I am wondering if anyone has insight on how to approach this problem. I have a dataframe with the columns: Startime, Endtime and ID (dataframe below) I have already grouped the IDs. I am trying to figure out the time difference in seconds of a specific ‘grouped by’ ID (specifically A)
Starttime Endtime ID
12/18/2019 4:06:59 PM 12/18/2019 4:07:05 PM A
12/18/2019 4:07:26 PM 12/18/2019 4:07:28 PM A
12/17/2019 6:48:06 PM 12/17/2019 6:48:07 PM A
12/17/2019 6:25:16 PM 12/17/2019 6:25:22 PM A
I went about this by using the following code within R and utilizing the dplyr package:
data <-rawdata %>% group_by(ID) %>%
summarize(diff = difftime(last(as.POSIXct(Endtime, format ="%m/%d/%Y %I:%M:%S %p")),
first(as.POSIXct(Starttime, format = "%m/%d/%Y %I:%M:%S %p" )), units = "secs"))
However, the code above only calculates the difference between start and end time but not the differences in between. For instance, the code above calculates:
12/18/2019 4:06:59 PM and 12/17/2019 6:25:22 PM
I see this as inaccurate, because it doesn’t account for when 12/17 changes to 12/18, its simply taking the first and last value within the grouped ID.
Is there a way to subgroup data within already grouped data? (further group by time: month day and year and then take its difference in seconds?
Is there a way to do this? Further subgroup the data so that when the day changes, it will know to calculate this difference as well, versus only calculating the first and last values.
Starttime Endtime ID
12/18/2019 4:06:59PM 12/18/2019 4:07:05 PM A
12/18/2019 4:07:26PM 12/18/2019 4:07:28 PM A
12/17/2019 6:48:06PM 12/17/2019 6:48:07PM A
12/17/2019 6:25:16PM 12/17/2019 6:25:22PM A
Any suggestions will help! I feel like I am stuck on this. I will continue to research. Thank you!
******Edited for clarification******
I am trying to calculate my email durations. In this example, I have already grouped by IDs.
I wish to calculate my email read time duration for the ID 'A'. The code I am currently using just calculates its start and end time in seconds.
data <-rawdata %>% group_by(ID) %>% summarize(diff = difftime(last(as.POSIXct(Endtime, format = "%m/%d/%Y %I:%M:%S %p")),first(as.POSIXct(Starttime, format = "%m/%d/%Y %I:%M:%S %p" )), units = "secs"))
However, I think this is not accurate. Overall, I am wanting the time difference by each row for a more accurate reading for me to calculate my total email read time.
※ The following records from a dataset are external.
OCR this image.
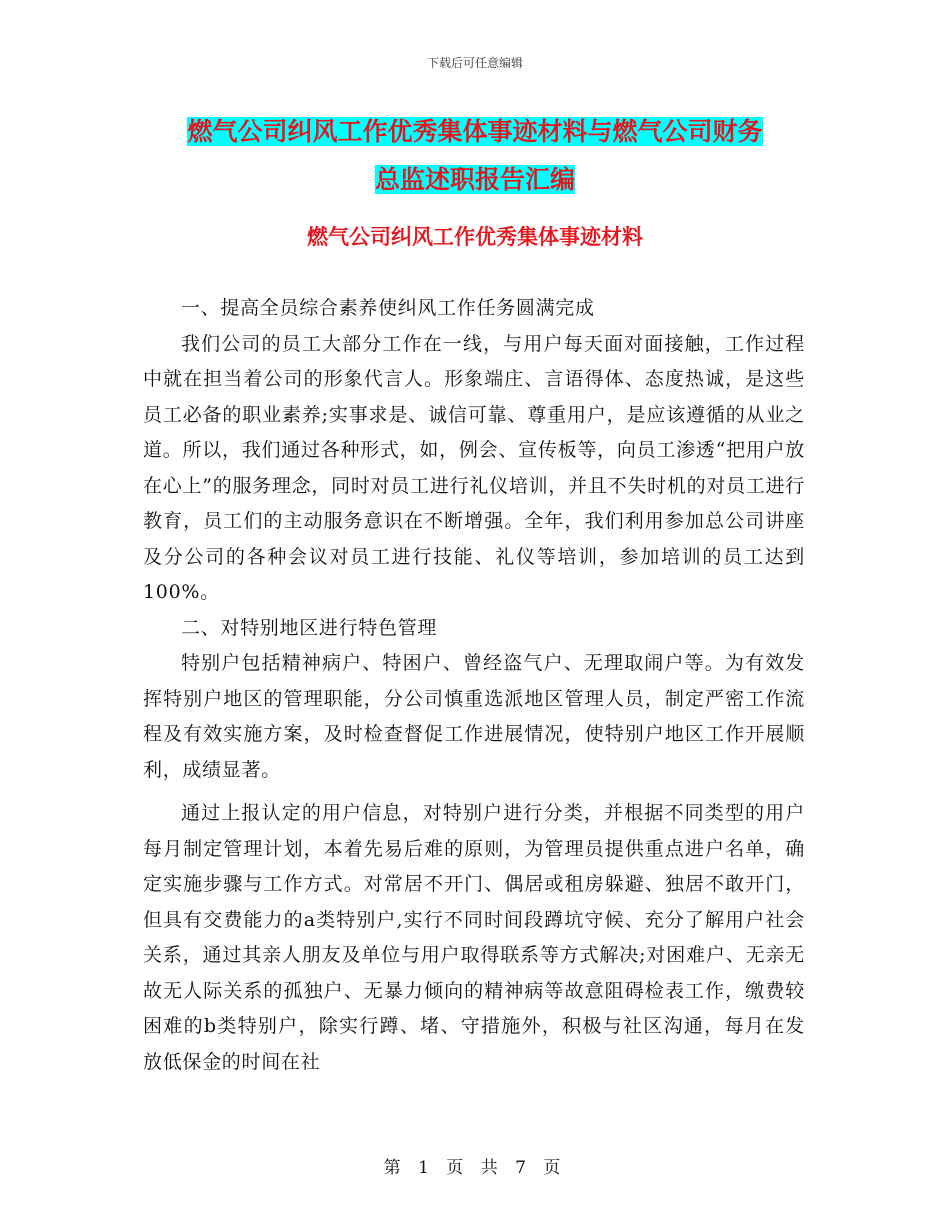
下载后可任意编辑
燃气公司纠风工作优秀集体事迹材料与燃气公司财务
总监述职报告汇编
燃气公司纠风工作优秀集体事迹材料

一、提高全员综合素养使纠风工作任务圆满完成

我们公司的员工大部分工作在一线，与用户每天面对面接触，工作过程中就在担当着公司的形象代言人。形象端庄、言语得体、态度热诚，是这些员工必备的职业素养;实事求是、诚信可靠、尊重用户，是应该遵循的从业之道。所以，我们通过各种形式，如，例会、宣传板等，向员工渗透“把用户放在心上”的服务理念，同时对员工进行礼仪培训，并且不失时机的对员工进行教育，员工们的主动服务意识在不断增强。全年，我们利用参加总公司讲座及分公司的各种会议对员工进行技能、礼仪等培训，参加培训的员工达到100%。

二、对特别地区进行特色管理

特别户包括精神病户、特困户、曾经盗气户、无理取闹户等。为有效发挥特别户地区的管理职能，分公司慎重选派地区管理人员，制定严密工作流程及有效实施方案，及时检查督促工作进展情况，使特别户地区工作开展顺利，成绩显著。

通过上报认定的用户信息，对特别户进行分类，并根据不同类型的用户每月制定管理计划，本着先易后难的原则，为管理员提供重点进户名单，确定实施步骤与工作方式。对常居不开门、偶居或租房躲避、独居不敢开门，但具有交费能力的a类特别户,实行不同时间段蹲坑守候、充分了解用户社会关系，通过其亲人朋友及单位与用户取得联系等方式解决;对困难户、无亲无故无人际关系的孤独户、无暴力倾向的精神病等故意阻碍检表工作，缴费较困难的b类特别户，除实行蹲、堵、守措施外，积极与社区沟通，每月在发放低保金的时间在社

第 1 页 共 7 页
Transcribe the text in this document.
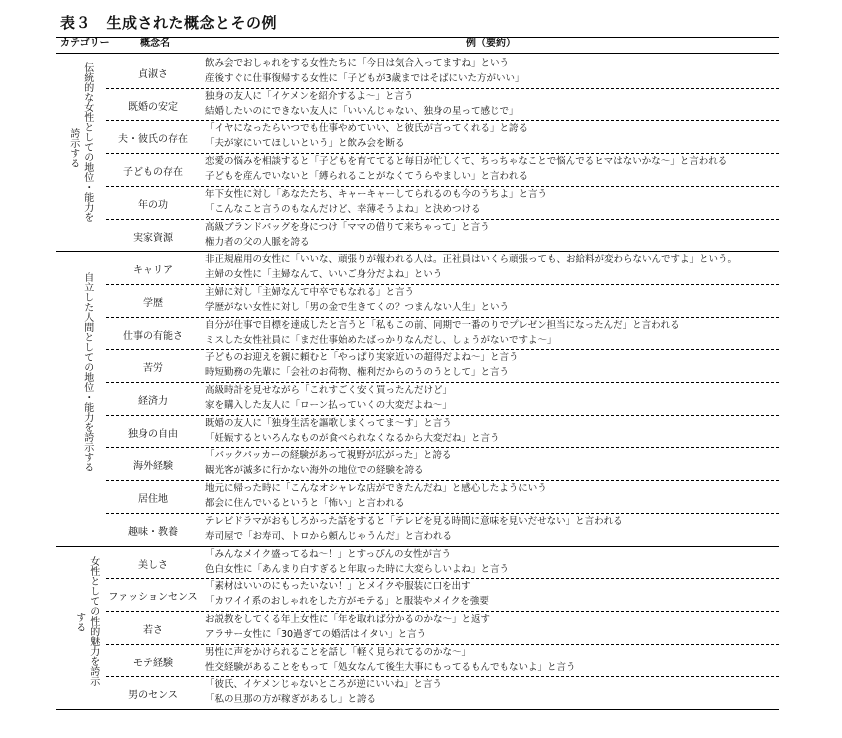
表３　生成された概念とその例
カテゴリー	概念名	例（要約）
伝統的な女性としての地位・能力を
誇示する
自立した人間としての地位・能力を誇示する
女性としての性的魅力を誇示
する
貞淑さ
飲み会でおしゃれをする女性たちに「今日は気合入ってますね」という
産後すぐに仕事復帰する女性に「子どもが3歳まではそばにいた方がいい」
既婚の安定
独身の友人に「イケメンを紹介するよ～」と言う
結婚したいのにできない友人に「いいんじゃない、独身の星って感じで」
夫・彼氏の存在
「イヤになったらいつでも仕事やめていい、と彼氏が言ってくれる」と誇る
「夫が家にいてほしいという」と飲み会を断る
子どもの存在
恋愛の悩みを相談すると「子どもを育ててると毎日が忙しくて、ちっちゃなことで悩んでるヒマはないかな～」と言われる
子どもを産んでいないと「縛られることがなくてうらやましい」と言われる
年の功
年下女性に対し「あなたたち、キャーキャーしてられるのも今のうちよ」と言う
「こんなこと言うのもなんだけど、幸薄そうよね」と決めつける
実家資源
高級ブランドバッグを身につけ「ママの借りて来ちゃって」と言う
権力者の父の人脈を誇る
キャリア
非正規雇用の女性に「いいな、頑張りが報われる人は。正社員はいくら頑張っても、お給料が変わらないんですよ」という。
主婦の女性に「主婦なんて、いいご身分だよね」という
学歴
主婦に対し「主婦なんて中卒でもなれる」と言う
学歴がない女性に対し「男の金で生きてくの？つまんない人生」という
仕事の有能さ
自分が仕事で目標を達成したと言うと「私もこの前、同期で一番のりでプレゼン担当になったんだ」と言われる
ミスした女性社員に「まだ仕事始めたばっかりなんだし、しょうがないですよ～」
苦労
子どものお迎えを親に頼むと「やっぱり実家近いの超得だよね～」と言う
時短勤務の先輩に「会社のお荷物、権利だからのうのうとして」と言う
経済力
高級時計を見せながら「これすごく安く買ったんだけど」
家を購入した友人に「ローン払っていくの大変だよね～」
独身の自由
既婚の友人に「独身生活を謳歌しまくってま～す」と言う
「妊娠するといろんなものが食べられなくなるから大変だね」と言う
海外経験
「バックパッカーの経験があって視野が広がった」と誇る
観光客が滅多に行かない海外の地位での経験を誇る
居住地
地元に帰った時に「こんなオシャレな店ができたんだね」と感心したようにいう
都会に住んでいるというと「怖い」と言われる
趣味・教養
テレビドラマがおもしろかった話をすると「テレビを見る時間に意味を見いだせない」と言われる
寿司屋で「お寿司、トロから頼んじゃうんだ」と言われる
美しさ
「みんなメイク盛ってるね～！」とすっぴんの女性が言う
色白女性に「あんまり白すぎると年取った時に大変らしいよね」と言う
ファッションセンス
「素材はいいのにもったいない！」とメイクや服装に口を出す
「カワイイ系のおしゃれをした方がモテる」と服装やメイクを強要
若さ
お説教をしてくる年上女性に「年を取れば分かるのかな～」と返す
アラサー女性に「30過ぎての婚活はイタい」と言う
モテ経験
男性に声をかけられることを話し「軽く見られてるのかな～」
性交経験があることをもって「処女なんて後生大事にもってるもんでもないよ」と言う
男のセンス
「彼氏、イケメンじゃないところが逆にいいね」と言う
「私の旦那の方が稼ぎがあるし」と誇る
The output would be:
Starttime Endtime
12/18/2019 4:06:59PM 12/18/2019 4:07:05 PM A 6 secs
12/18/2019 4:07:26PM 12/18/2019 4:07:28 PM A 1 secs
12/17/2019 6:48:06PM 12/17/2019 6:48:07PM A 1 sec
12/17/2019 6:25:16PM 12/17/2019 6:25:22PM A 6 secs
If you want a difference for each row, then you don't want to summarize for each ID but to mutate without grouping and remove the first
and last
function calls.
Therefore, your code should look like this:
data <- rawdata %>%
mutate(diff = difftime(as.POSIXct(Endtime, format = "%m/%d/%Y %I:%M:%S %p"),as.POSIXct(Starttime, format = "%m/%d/%Y %I:%M:%S %p" ), units = "secs"))
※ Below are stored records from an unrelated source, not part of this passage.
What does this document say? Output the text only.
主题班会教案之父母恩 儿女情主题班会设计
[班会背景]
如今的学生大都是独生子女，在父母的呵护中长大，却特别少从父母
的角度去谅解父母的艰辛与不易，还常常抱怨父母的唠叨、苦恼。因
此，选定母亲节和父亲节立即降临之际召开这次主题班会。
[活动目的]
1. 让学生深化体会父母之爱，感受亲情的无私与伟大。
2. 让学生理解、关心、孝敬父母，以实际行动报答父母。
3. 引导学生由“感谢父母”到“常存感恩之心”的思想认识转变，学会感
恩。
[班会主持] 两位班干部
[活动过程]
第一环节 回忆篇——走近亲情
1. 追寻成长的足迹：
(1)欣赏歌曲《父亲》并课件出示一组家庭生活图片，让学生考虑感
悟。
But, as you are using dates, you may want to use the lubridate
package, which is more flexible than base R
:
library(lubridate)
data <- rawdata %>%
mutate_at(vars(Endtime, Starttime), as.POSIXct, format = "%m/%d/%Y %I:%M:%S %p") %>%
mutate(diff = interval(Endtime, Starttime)/seconds(1))
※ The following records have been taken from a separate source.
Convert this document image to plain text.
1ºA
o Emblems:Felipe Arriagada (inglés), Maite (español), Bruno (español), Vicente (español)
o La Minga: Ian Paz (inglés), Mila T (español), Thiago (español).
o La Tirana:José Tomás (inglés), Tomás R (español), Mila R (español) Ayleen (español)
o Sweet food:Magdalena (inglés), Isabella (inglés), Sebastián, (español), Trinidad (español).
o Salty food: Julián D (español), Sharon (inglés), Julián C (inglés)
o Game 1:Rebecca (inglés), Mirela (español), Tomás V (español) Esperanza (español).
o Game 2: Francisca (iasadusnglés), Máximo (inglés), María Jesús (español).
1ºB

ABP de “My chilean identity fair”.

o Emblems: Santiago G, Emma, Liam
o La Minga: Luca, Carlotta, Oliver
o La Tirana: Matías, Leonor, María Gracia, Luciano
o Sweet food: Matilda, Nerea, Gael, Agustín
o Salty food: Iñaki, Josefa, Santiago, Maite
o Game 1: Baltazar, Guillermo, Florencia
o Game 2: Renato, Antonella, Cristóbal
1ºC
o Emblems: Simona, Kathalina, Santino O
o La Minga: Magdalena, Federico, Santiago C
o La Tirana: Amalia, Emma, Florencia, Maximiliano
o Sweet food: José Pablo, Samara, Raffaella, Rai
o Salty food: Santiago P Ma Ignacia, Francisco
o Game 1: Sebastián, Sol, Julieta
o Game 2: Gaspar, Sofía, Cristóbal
Then, if you want the total, you can group by ID
and summarize the sum:
data %>%
group_by(ID) %>%
summarize(total=sum(diff))
For your next question, try to use the dput
function on your data to share a reproducible example, as I stated in my comment. This is much easier for a helper if he/she can just copy-paste your code and run it.